Tbc1d22a-flox Mouse

Tbc1d22a, which encodes a putative Rab33 GTPase-activating protein, is involved in multiple biological aspects. It has been associated with pathways related to Golgi organization as it interacts with ACBD3, and the interaction between them can be influenced by viral proteins, suggesting its role in processes related to viral replication [3].

In ovarian cancer, Tbc1d22a has emerged as a significant gene. High expression of Tbc1d22a is related to poor prognosis in ovarian serous cystadenocarcinoma, and it was identified as a poor prognostic gene of cisplatin-resistant ovarian cancer. Its overexpression increases the IC50 for cisplatin and paclitaxel, indicating its potential role in drug resistance. Also, it is positively correlated with M2 macrophage infiltration and the expression of most immune checkpoint genes [1,2]. Additionally, in individuals with Phelan-McDermid syndrome, a 3 Mb genomic region on 22q13.31 containing Tbc1d22a was found to be significantly associated with seizure prevalence [4].

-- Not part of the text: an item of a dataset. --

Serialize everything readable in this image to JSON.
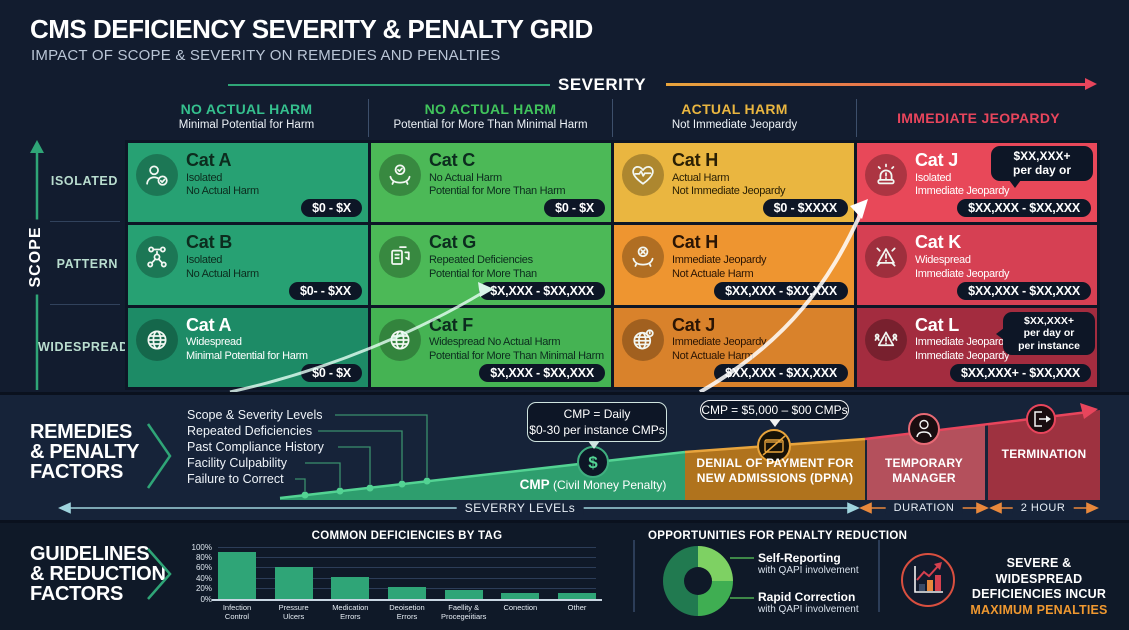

In conclusion, Tbc1d22a plays crucial roles in various biological processes and disease conditions. In ovarian cancer, it is closely linked to prognosis and drug resistance, and in Phelan-McDermid syndrome, it may be associated with seizure phenotypes. Understanding the function of Tbc1d22a provides insights into the mechanisms of these diseases, potentially guiding the development of new therapeutic strategies.